[032] 2000年 5月16日(火)
「ハイブリッドカメラ」
デジタルカメラを使っていつも思うことは、「銀塩カメラにもCCDが内蔵されていたらなあ」ということだ。
もしそうなれば、露出決定に役に立つだろうと予想する。
今までのカメラなら、露出は露出計の指標を見て決める。数字を読み取り、そこから補正するとどれくらいの明るさに写るかということを頭の中で想像している。
しかし、CCDを搭載していれば、ファインダーは液晶画面に表示できる。そして、液晶画面に表示された映像の明るさを見ることによって、露出が合っているかどうかというのが一目で判ることになる。
ただ、液晶の画像の明るさがフィルムの仕上がりと一致していないとダメなのだが、それでも目安くらいにはなろう。
既にニコンF5などでは、露出決定にCCDを使っている。それを映像化に使っていないというだけだ。そう考えると、F5はデジタルカメラの気持ちが分かるに違いない。

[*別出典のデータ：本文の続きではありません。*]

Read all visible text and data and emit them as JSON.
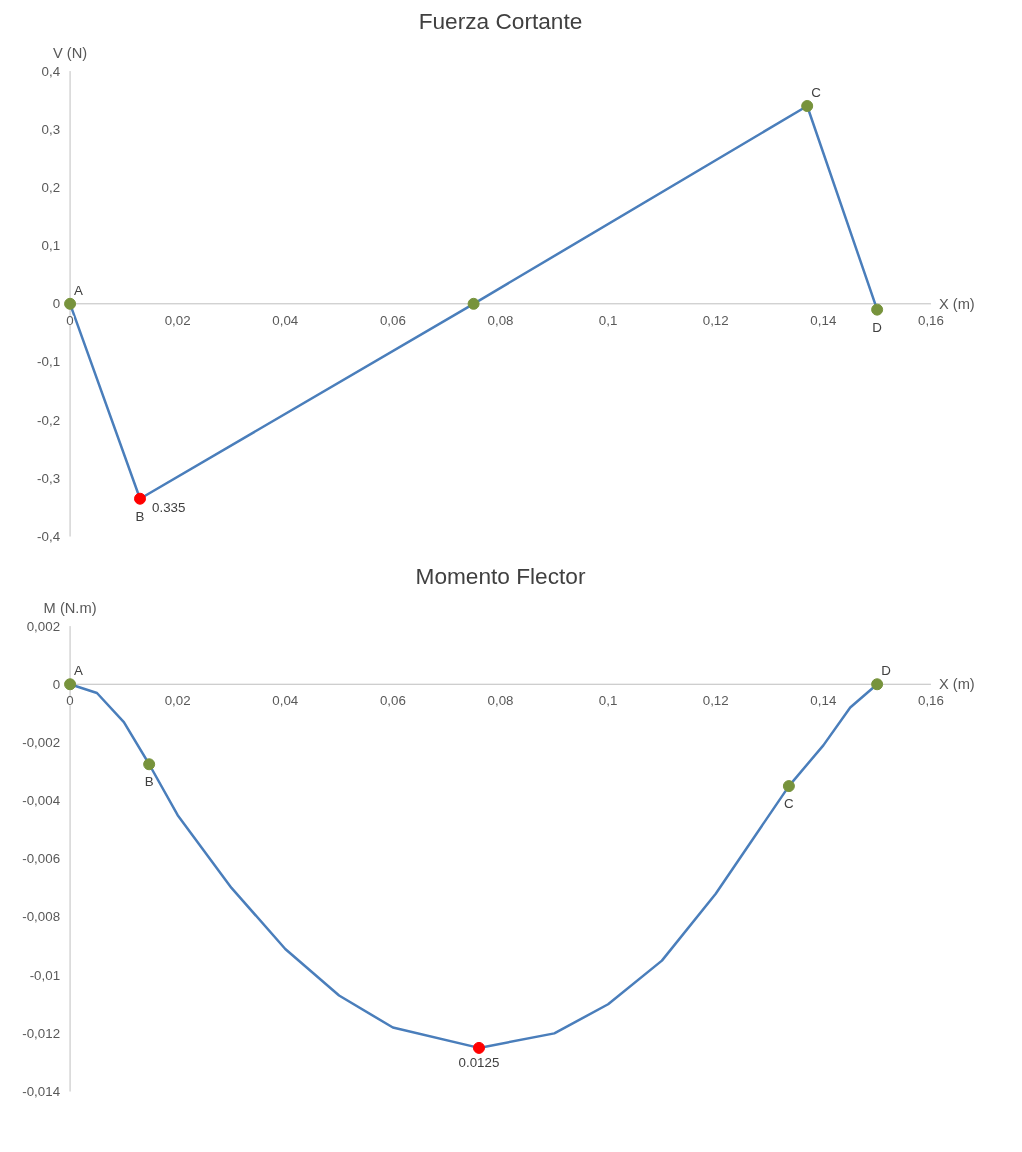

「別に銀塩にこだわらなくても、デジタルカメラの性能が上がっていけば銀塩は廃れるさ。」
こういう意見もあるかも知れないが、やはりデジタルカメラには、以下に挙げるような問題がある。
- ・画質が決定的に良くない。
- 画質を決定するのは、それを再生する機器の性能による。例えば、パソコンモニター画面で画像を表示させる場合、ブラウン管のドットピッチを超える緻密さは得られない。いくらデジタルカメラの画素が増えようが、画面の外にハミ出るだけ。「見えないところにこだわる」などと言ったところで、ハミ出たところは本当に見えないぞ。
- ・大量の撮影が不可能。
- フィルムなら100本くらい買えるが、メモリーは100枚買うのは難しい。例え金がいくらあろうと、店に在庫が無い。
- ・電源が絶対に必要。
- 電気を使わないデジタルカメラなど、聞いたことが無い。しかも専用充電池ばかりで、どこでも調達できる乾電池が使えないことが多い。
- ・レスポンスが異常に遅い。
- スイッチを入れても起動に時間が必要。記録にも時間が掛かる。記録速度がアップしてもCCDの画素が増えていくので相殺される。
- ・チャンスに弱い
- 大抵の機種では節電のためなのか、ある一定時間経つとスイッチが切れてしまう。レスポンスの遅さをカバーするためにスイッチを入れっぱなしにしようと思ってもダメなのだ。
- ・パソコンが必要。
- パソコンの操作(ハードウェアはもちろん、OSやアプリケーションソフト)や電子画像の基礎知識も求められる。
- ・コストが掛かる。
- 画像のファイル容量が大きいと、パソコンの性能を拡張せざるを得ない。また、1つのデジタルカメラを何十年も使っていられない。本体の買い換えはもちろん、周辺機器などは全て買い直しとなってしまう。また、デジタル画像を写真にする場合、取扱店が都会にしか無く、交通費や時間が掛かる。これではデジタルカメラにした意味がない。また、プリンターによって自家製プリントに挑戦しようにも、画質や耐久性が悪すぎ、投入したコストに見合う結果が得られない。
これだけの問題がデジタルカメラにありながら、銀塩カメラが絶滅するというのは考えにくい。
この際、「デジタルカメラVS銀塩カメラ」という図式を見直し、互いの良いところを組み合わせてハイブリッド化したらどうかと思う。
しかし、なんだかんだ言ったところで、時代の流れは消費者が決めてゆく。いくらメーカーが銀塩を存続させたくても、売れなければ意味が無い。そう考えると、もっともっとウルサイ趣味人たちが増えていかねばならぬ。